This past week in a cold Waterfront San Francisco convention center Fort Mason, Mark Zuckerberg outlined a plan for a lack of a better term how he plans to take over the world. This was a glamorous event in a vary non-glamorous setting. There were Expensive cocktails in a warehouse, there were Scottish synth pop bands overlooking Alcatraz Island, and in a night filed with the polarities of our wording coming to the fore both figuratively and literally. This seemed appropriate when we consider what Facebook is, it is the melding of any socio-economic setting on the same platform.

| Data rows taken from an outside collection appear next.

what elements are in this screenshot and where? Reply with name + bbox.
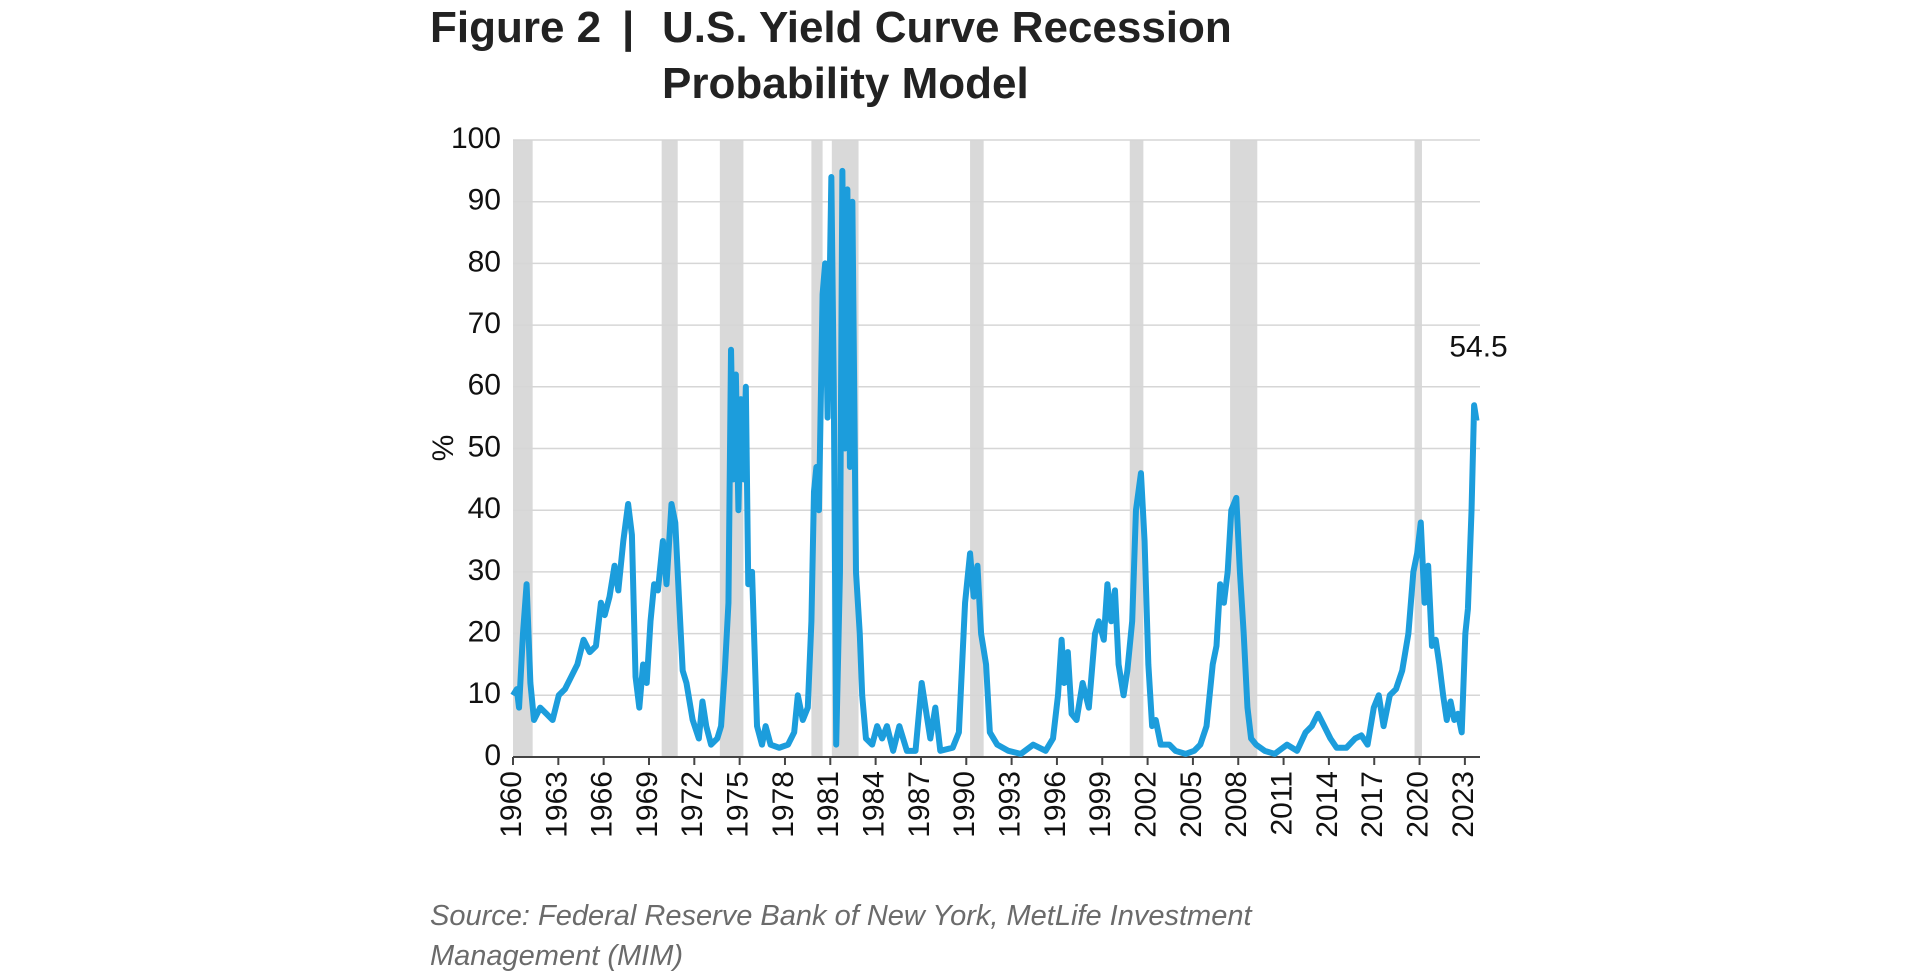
probability-line <box>510 167 1480 757</box>
y-tick-label: 10 <box>468 677 501 710</box>
y-tick-label: 80 <box>468 245 501 278</box>
chart: % 0 10 20 30 40 50 60 70 80 90 100 1960 1963 1966 1969… <box>427 122 1508 838</box>
last-value-label: 54.5 <box>1449 331 1507 364</box>
x-tick-label: 2002 <box>1130 771 1163 838</box>
x-tick-label: 1990 <box>948 771 981 838</box>
x-tick-label: 1972 <box>676 771 709 838</box>
y-axis-label: % <box>427 435 460 462</box>
x-tick-label: 1975 <box>722 771 755 838</box>
title-separator: | <box>622 3 635 52</box>
x-tick-label: 1984 <box>858 771 891 838</box>
y-tick-label: 90 <box>468 184 501 217</box>
x-tick-label: 2023 <box>1447 771 1480 838</box>
x-tick-label: 1996 <box>1039 771 1072 838</box>
x-tick-label: 2020 <box>1401 771 1434 838</box>
x-tick-label: 1963 <box>540 771 573 838</box>
x-tick-label: 2017 <box>1356 771 1389 838</box>
x-tick-label: 1969 <box>631 771 664 838</box>
x-tick-label: 2011 <box>1266 771 1299 836</box>
x-tick-label: 1966 <box>586 771 619 838</box>
y-tick-label: 0 <box>484 739 501 772</box>
y-tick-label: 50 <box>468 430 501 463</box>
x-tick-label: 1999 <box>1084 771 1117 838</box>
x-tick-label: 1987 <box>903 771 936 838</box>
figure-label: Figure 2 <box>430 3 602 52</box>
chart-title: U.S. Yield Curve Recession Probability M… <box>662 3 1232 108</box>
y-tick-label: 60 <box>468 369 501 402</box>
x-tick-label: 2005 <box>1175 771 1208 838</box>
y-tick-label: 30 <box>468 554 501 587</box>
y-tick-label: 20 <box>468 616 501 649</box>
x-tick-label: 1981 <box>812 771 845 838</box>
x-tick-label: 1960 <box>495 771 528 838</box>
source-note: Source: Federal Reserve Bank of New York… <box>430 900 1252 972</box>
y-tick-label: 70 <box>468 307 501 340</box>
x-tick-label: 2008 <box>1220 771 1253 838</box>
y-tick-label: 40 <box>468 492 501 525</box>
x-tick-label: 1978 <box>767 771 800 838</box>
x-tick-label: 1993 <box>994 771 1027 838</box>
x-tick-label: 2014 <box>1311 771 1344 838</box>
y-tick-label: 100 <box>451 122 501 155</box>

This gathering was put on by Facebook to benefit of their delegates attending the F8 conference, and trust me no expense was sacrificed. An event like this, but not on the same scale obviously. This is a kind of state of the state address where they go over what they are going to do in the next year and how they aim to grow and change in the next calendar year. There were upwards of 2,600 delegates and they all paid $595 to attend to find out how they can integrate their own digital products with Facebook to carve out some kind of new presence among its enormous audience. This of course with a lot of alcohol and entertainment provided, to create a loose rich shindig.

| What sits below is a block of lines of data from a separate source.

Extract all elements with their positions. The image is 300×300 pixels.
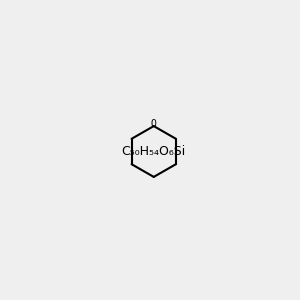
Text: O: O <box>151 119 157 129</box>
Text: C₅₀H₅₄O₆Si: C₅₀H₅₄O₆Si <box>122 145 186 158</box>
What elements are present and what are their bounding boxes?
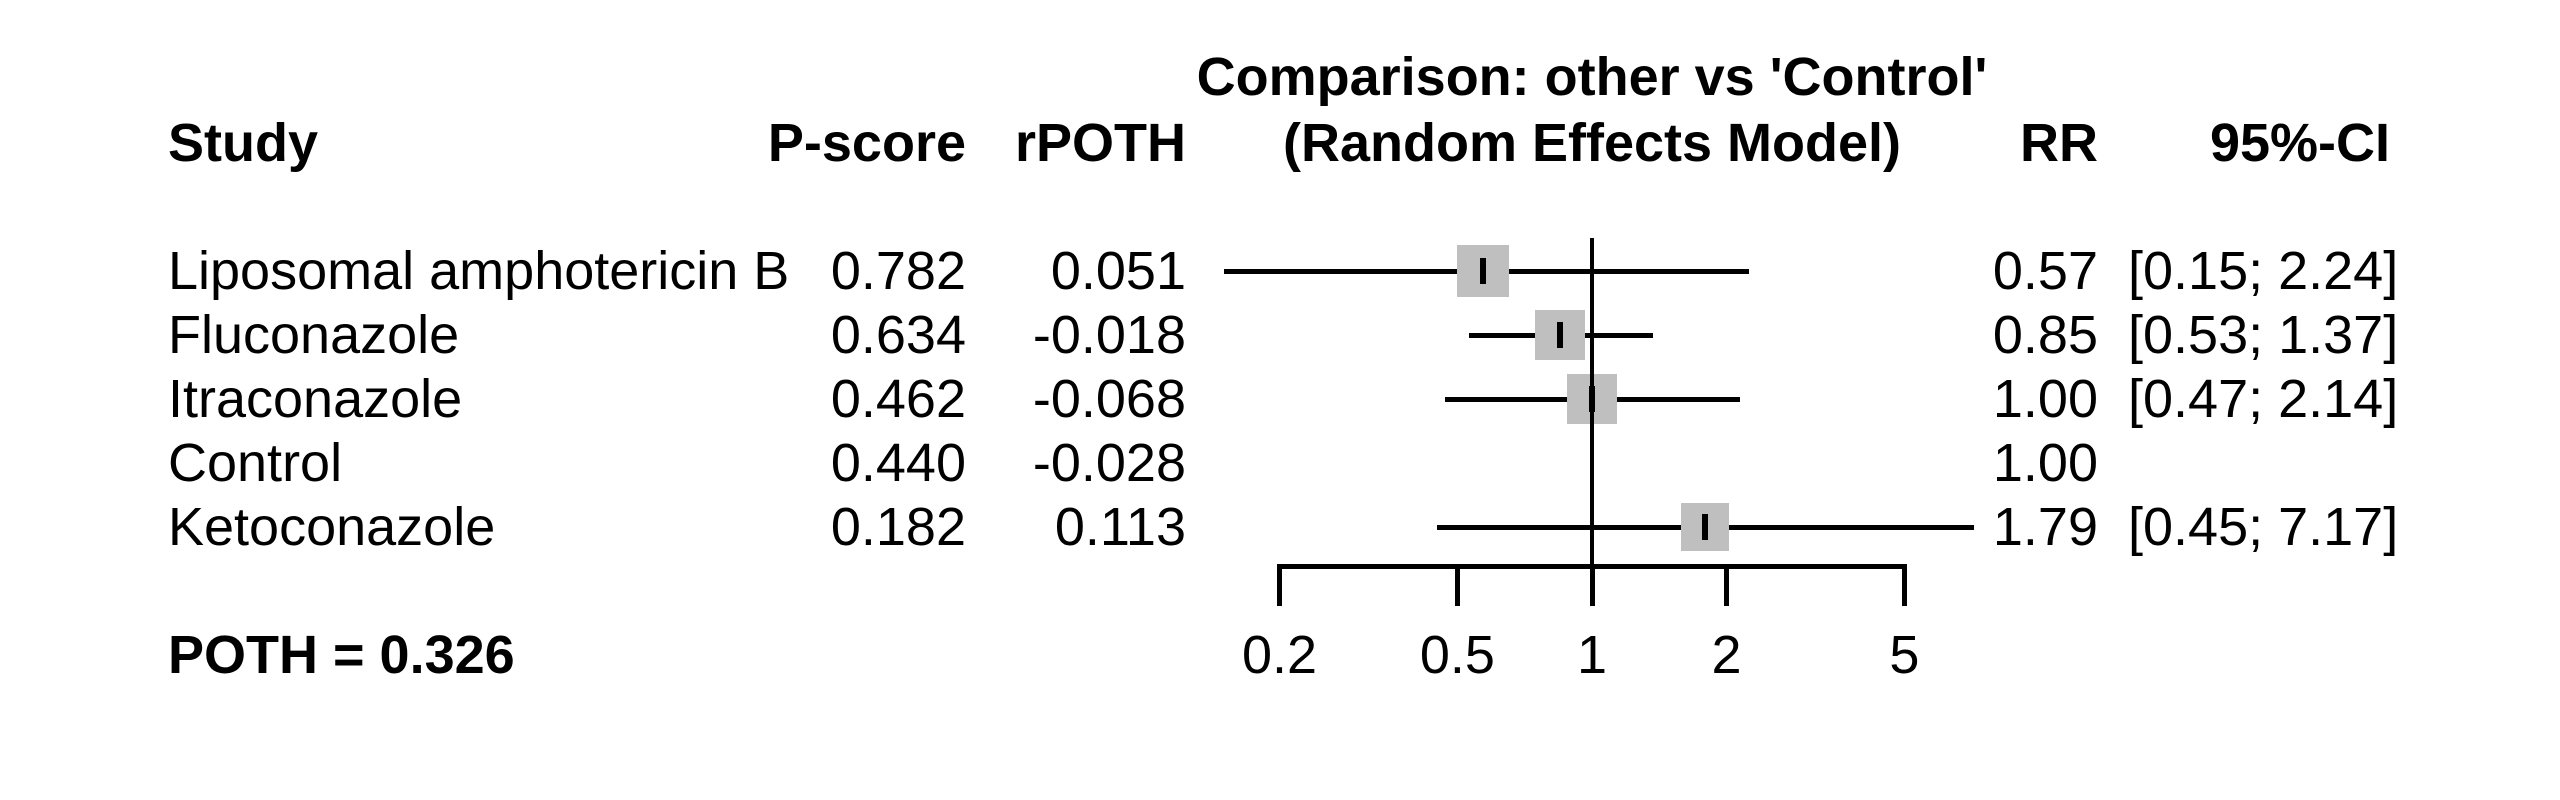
p-score-value: 0.462 — [830, 369, 966, 429]
column-header-rpoth: rPOTH — [1014, 113, 1186, 173]
rr-value: 1.00 — [1992, 433, 2098, 493]
x-axis-tick — [1454, 566, 1460, 606]
point-estimate-tick — [1702, 514, 1709, 540]
x-axis-tick-label: 0.5 — [1419, 625, 1495, 685]
rpoth-value: 0.113 — [1054, 497, 1186, 557]
plot-subtitle: (Random Effects Model) — [1282, 113, 1902, 173]
point-estimate-tick — [1557, 322, 1564, 348]
study-label: Liposomal amphotericin B — [168, 241, 790, 301]
column-header-rr: RR — [2020, 113, 2098, 173]
study-label: Itraconazole — [168, 369, 463, 429]
p-score-value: 0.634 — [830, 305, 966, 365]
p-score-value: 0.440 — [830, 433, 966, 493]
ci-value: [0.53; 1.37] — [2128, 305, 2399, 365]
plot-title: Comparison: other vs 'Control' — [1196, 47, 1988, 107]
column-header-study: Study — [168, 113, 319, 173]
poth-value: POTH = 0.326 — [168, 625, 515, 685]
study-label: Fluconazole — [168, 305, 460, 365]
x-axis-tick-label: 1 — [1576, 625, 1608, 685]
ci-value: [0.45; 7.17] — [2128, 497, 2399, 557]
x-axis-tick — [1277, 566, 1283, 606]
p-score-value: 0.182 — [830, 497, 966, 557]
point-estimate-tick — [1479, 258, 1486, 284]
column-header-p-score: P-score — [767, 113, 966, 173]
study-label: Ketoconazole — [168, 497, 496, 557]
ci-value: [0.47; 2.14] — [2128, 369, 2399, 429]
rpoth-value: -0.068 — [1032, 369, 1186, 429]
rr-value: 1.00 — [1992, 369, 2098, 429]
x-axis-tick-label: 0.2 — [1242, 625, 1318, 685]
column-header-ci: 95%-CI — [2209, 113, 2390, 173]
x-axis-tick-label: 5 — [1889, 625, 1920, 685]
x-axis-tick — [1589, 566, 1595, 606]
x-axis-tick-label: 2 — [1711, 625, 1742, 685]
reference-line — [1590, 238, 1594, 566]
rpoth-value: -0.028 — [1032, 433, 1186, 493]
rr-value: 0.85 — [1992, 305, 2098, 365]
study-label: Control — [168, 433, 343, 493]
x-axis-tick — [1724, 566, 1730, 606]
rr-value: 1.79 — [1992, 497, 2098, 557]
rpoth-value: -0.018 — [1032, 305, 1186, 365]
rpoth-value: 0.051 — [1050, 241, 1186, 301]
rr-value: 0.57 — [1992, 241, 2098, 301]
ci-value: [0.15; 2.24] — [2128, 241, 2399, 301]
p-score-value: 0.782 — [830, 241, 966, 301]
x-axis-tick — [1901, 566, 1907, 606]
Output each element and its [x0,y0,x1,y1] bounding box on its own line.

Mark Zuckerberg gave his brief key note speech then passed the mic off to bands and other speakers throughout the evening. Not before he announced however, that he would be giving every attendee a free virtual reality headset and Samsung smartphone.
He then moved on to saying that the nation, was turning inward and moving against the idea of a connect world and community. He goes on to say that “we’ve gone from a world of isolated communities to a one global community and we are all better off for it.” This fails of coarse to address the fact that about 3 billion people do not have access to the internet, nor Facebook, but his point is at least half way correct. This whole speech was less techie and more of a kind of state of the union feel, where he spoke of the systems and inter-workings of people and the nations the reside more so than the inner workings of a circuit and the computer which it resides, which is a deviation from the feel these address have had in the past.
“You hear all the platitudes about Facebook connecting the planet, but to say they are doing it for benevolent reasons is absolute nonsense. It’s about connecting commerce, not people,” says venture capitalist Om Malik. This is a clear concern and there is a lot of truth to what he is saying, but at the end of the day if the effect of the action produces good, even if it is from a selfish point, is it all bad. Although this a lavish business meeting, they outline how they want to connect the world, and it will be much better as a result of it happening than if it had not.